13 April 2012

The Big Idea

I recently enjoyed "What’s the big idea?" by Jennie Erdal, an article in Financial Times that came into my google reader today.  Her question is literal, not idiomatic, and it is the same question that teachers routinely ask when creating a unit or learning activity.  For teachers, it means what idea/concern of the real world does an activity and all of its resources explore?  For Jennie Erdal, the question is whether novels are philosophical anymore in the sense of writers such as Tolstoy, Dostoevsky, James, and Kundara--or if they give up philosophy for intricate plots.  More simply put: Are philosophical novels weak on plot and therefore boring?  The implication is that for a book to have a "big idea," it must contain long passages to explain the underlying theories being illustrated by the characters in action. 

Frankly, I loved Anna Karenina and The Brothers Dostoyevsky and The Unbearable Lightness of Being.  These Big Books and others had characters who suffered magnificently in the face of dilemma.  I loved the microscope held up to situations, or rather, the enlarging and dramatizing of the emotional situation so that a microscope was not necessary at all to get "the big idea."  Today I find that this type of romantic tragedy bordering on naturalism remains in luscious mysteries by P.D. James and Elizabeth George and fantastic science fiction by Sheri Tepper and Octavia Butler, among others. Most recently, students tell me they find it in Twilight, Harry Potter, and in the Hunger Games--and otherwise they do not like to read..  

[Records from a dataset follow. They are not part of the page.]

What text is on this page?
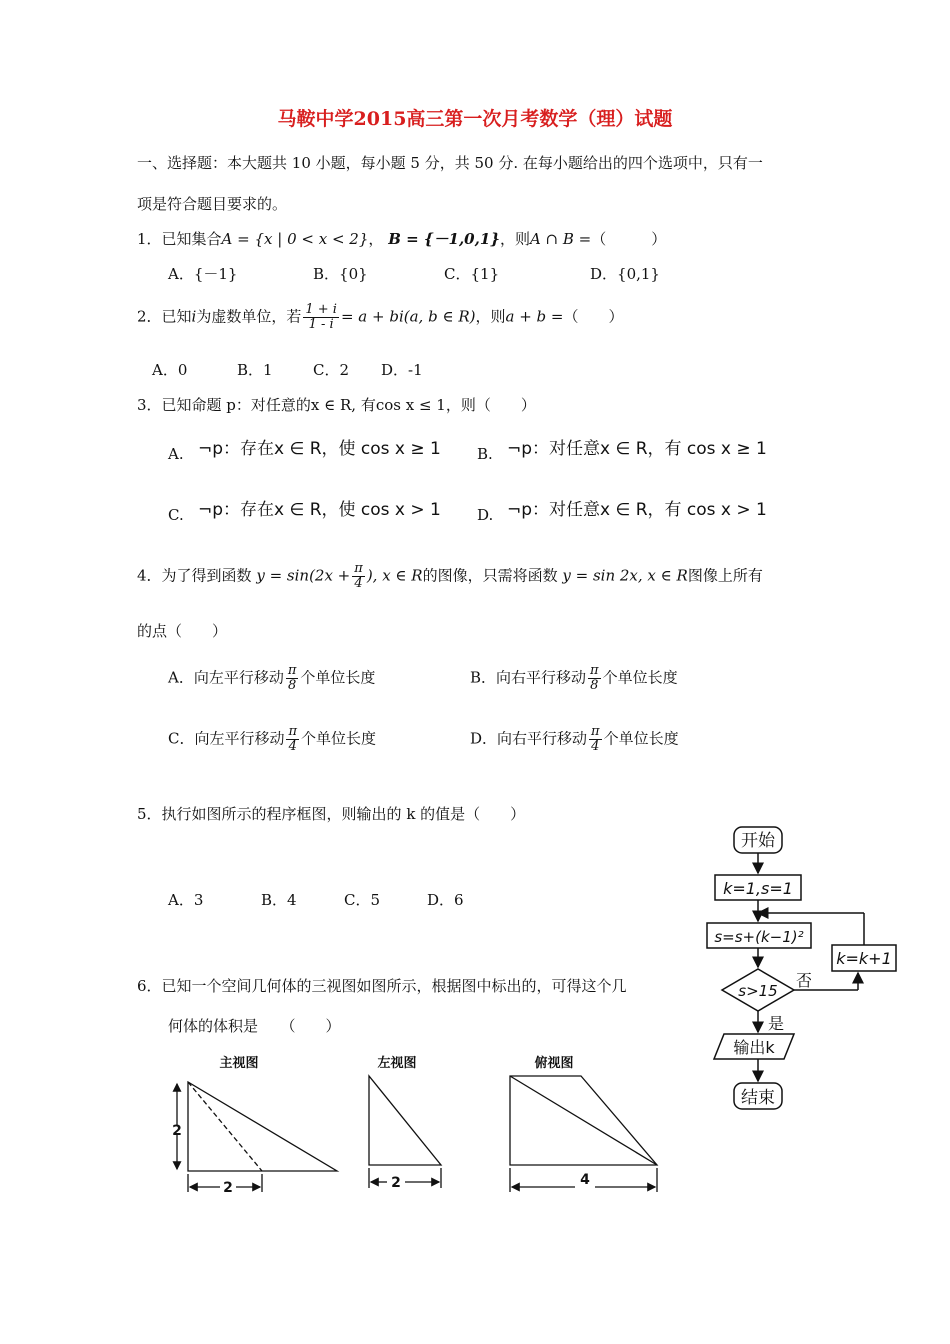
马鞍中学2015高三第一次月考数学（理）试题
一、选择题：本大题共 10 小题，每小题 5 分，共 50 分. 在每小题给出的四个选项中，只有一
项是符合题目要求的。
1．已知集合A = {x | 0 < x < 2}， B = {－1,0,1}，则A ∩ B =（　　　）
A．{－1}	B．{0}	C．{1}	D．{0,1}
2．已知i为虚数单位，若 $\frac{1 + i}{1 - i} = a + bi(a$, b ∈ R)，则a + b =（　　）
A．0	B．1	C．2 D．-1
3．已知命题 p：对任意的x ∈ R, 有cos x ≤ 1，则（　　）
A. ¬p：存在x ∈ R，使 cos x ≥ 1 B. ¬p：对任意x ∈ R，有 cos x ≥ 1
C. ¬p：存在x ∈ R，使 cos x > 1 D. ¬p：对任意x ∈ R，有 cos x > 1
4．为了得到函数 $y = \sin(2x + \frac{\pi}{4}$ ), x ∈ R的图像，只需将函数 y = sin 2x, x ∈ R图像上所有
的点（　　）
A．向左平行移动 $\frac{\pi}{8}$ 个单位长度	B．向右平行移动 $\frac{\pi}{8}$ 个单位长度
C．向左平行移动 $\frac{\pi}{4}$ 个单位长度	D．向右平行移动 $\frac{\pi}{4}$ 个单位长度
5．执行如图所示的程序框图，则输出的 k 的值是（　　）
A．3	B．4	C．5	D．6
开始
k=1,s=1
s=s+(k−1)²
s>15
否
是
k=k+1
输出k
结束
6．已知一个空间几何体的三视图如图所示，根据图中标出的，可得这个几
何体的体积是　　（　　）
主视图	左视图	俯视图
2
2	2	4
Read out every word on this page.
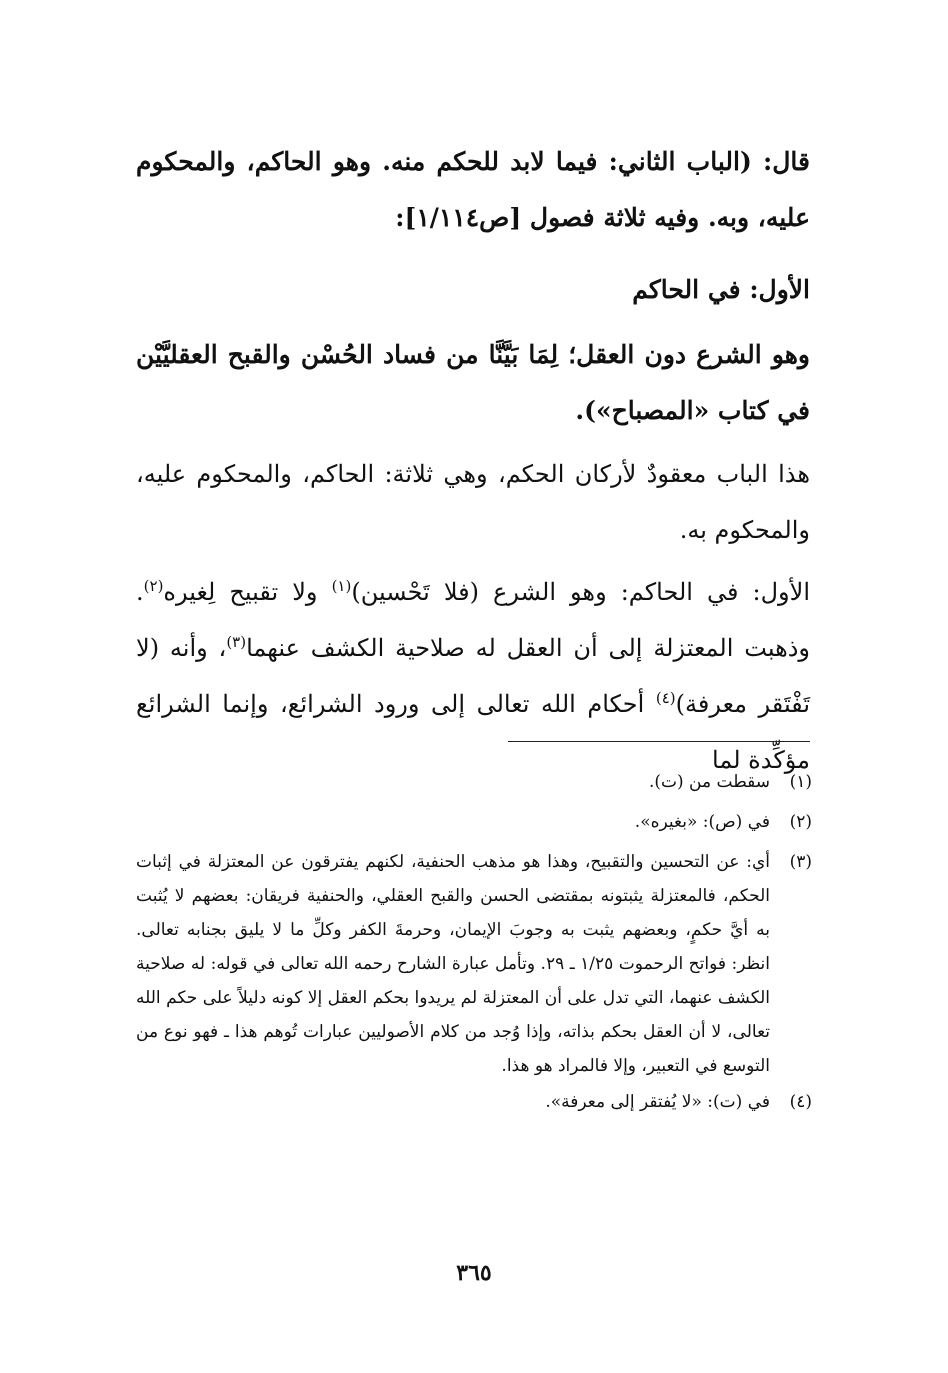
قال: (الباب الثاني: فيما لابد للحكم منه. وهو الحاكم، والمحكوم عليه، وبه. وفيه ثلاثة فصول [ص١/١١٤]:
الأول: في الحاكم
وهو الشرع دون العقل؛ لِمَا بَيَّنَّا من فساد الحُسْن والقبح العقليَّيْن في كتاب «المصباح»).
هذا الباب معقودٌ لأركان الحكم، وهي ثلاثة: الحاكم، والمحكوم عليه، والمحكوم به.
الأول: في الحاكم: وهو الشرع (فلا تَحْسين)$^{(١)}$ ولا تقبيح لِغيره$^{(٢)}$. وذهبت المعتزلة إلى أن العقل له صلاحية الكشف عنهما$^{(٣)}$، وأنه (لا تَفْتَقر معرفة)$^{(٤)}$ أحكام الله تعالى إلى ورود الشرائع، وإنما الشرائع مؤكِّدة لما
(١)
سقطت من (ت).
(٢)
في (ص): «بغيره».
(٣)
أي: عن التحسين والتقبيح، وهذا هو مذهب الحنفية، لكنهم يفترقون عن المعتزلة في إثبات الحكم، فالمعتزلة يثبتونه بمقتضى الحسن والقبح العقلي، والحنفية فريقان: بعضهم لا يُثبت به أيَّ حكمٍ، وبعضهم يثبت به وجوبَ الإيمان، وحرمةَ الكفر وكلِّ ما لا يليق بجنابه تعالى. انظر: فواتح الرحموت ١/٢٥ ـ ٢٩. وتأمل عبارة الشارح رحمه الله تعالى في قوله: له صلاحية الكشف عنهما، التي تدل على أن المعتزلة لم يريدوا بحكم العقل إلا كونه دليلاً على حكم الله تعالى، لا أن العقل بحكم بذاته، وإذا وُجد من كلام الأصوليين عبارات تُوهم هذا ـ فهو نوع من التوسع في التعبير، وإلا فالمراد هو هذا.
(٤)
في (ت): «لا يُفتقر إلى معرفة».
٣٦٥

In the classroom, the big idea need not be inferred from the elements of fiction, but may be explicitly stated in advance.  The classroom then is the laboratory that tests out and debates the idea through a series of instances--fictional and non-fictional--presented by both teacher and students.  Ultimately the learning community uses its experiences to examine "the big idea" itself and how it shapes perceptions, events, and artifacts.  While students become Socratic, they also become structural engineers who examine how various events and artifacts in their environments are built on implicit ideas and are, therefore, able to strategically choose the degree of implicitness or explicitness of  "the big idea" in their own work.  If they are fast enough.  Whether or not they can keep up, students and teachers learn the value of time, and how one thing cannot quite be resolved before the next must take its place, as in "We only have 3 days for this."  The possible learning is profound, but the pace undermines the progress.  Those sensitive to what they are not quite grasping can become quite defensive, irritated, angry, squashed, rebellious.  Is this what the Financial Times author is ultimately noticing?  What's the big idea of living like this?  Is this breakdownof community the real big idea?

 I believe that the big ideas are not sacrificed to plot, but changing into plot.  The big ideas are pressured by space and time into the action of questioning itself.  Back to "Dubito, ergo sum"?  Not quite. This seems an intermediate stage before those who are unwillingly unemployed take back "the big" question, those who are squeezed out of the Picture of Progress in Industry, Faith, and Knowledge  make themselves heard.  Will this be through the fictional form?  Not yet, or not evidently.  

When I read those luscious novels of yore and even later ones like Animal Farm and 1984, I had the time.  Now at the later end of life, I have time to read again and also to write.  Publishing, however--on paper and in binding--takes resources and time.  The internet is less expensive and travels faster. Maybe, then, the next type of philosophical novel is already up there twittering around the world in instant translation or in pictures of the quietly growing Occupy Movement or on Face Book or everywhere.  If we are among the romantic who are longing to hold the magnificent philosophical novel in our hands and our hours, it is possible that we will, like Miniver Cheevy, miss it.

2 comments:

Anonymous said...

Almost universally hailed today as an intellectual visionary and transformative political leader, Vaclav Havel actually struggled to live up to both of those expectations, an essay in honor of the man appearing in The Nation reminds us. He was something of a reluctant crusader, and took an approach rather nearer to postmodernism, preferring to critique “automation” by inverting maxims, dissecting social situations, and showing the absurdity of totalizing state power. His approach
to philosophy came not out out of one easily-identifiable school but was more eclectiC:
“I approach philosophy somewhat the way we approach art,” Havel once confessed. Despite his lack of method, he took a reading of Heidegger and a handful of homegrown metaphors and set forth in his writing powerful ideas about politics, truth and human nature. Havel believed that under communism and capitalism, people are threatened by what he described in his 1984 essay “Politics and Conscience” as “the irrational momentum of anonymous, impersonal, and inhuman power—the power of ideologies, systems, apparat, bureaucracy, artificial languages, and political slogans.”
http://www.thenation.com/article/166949/havels-specter-vaclav-havel

Susan said...

After saying that, how could you remain anonymous?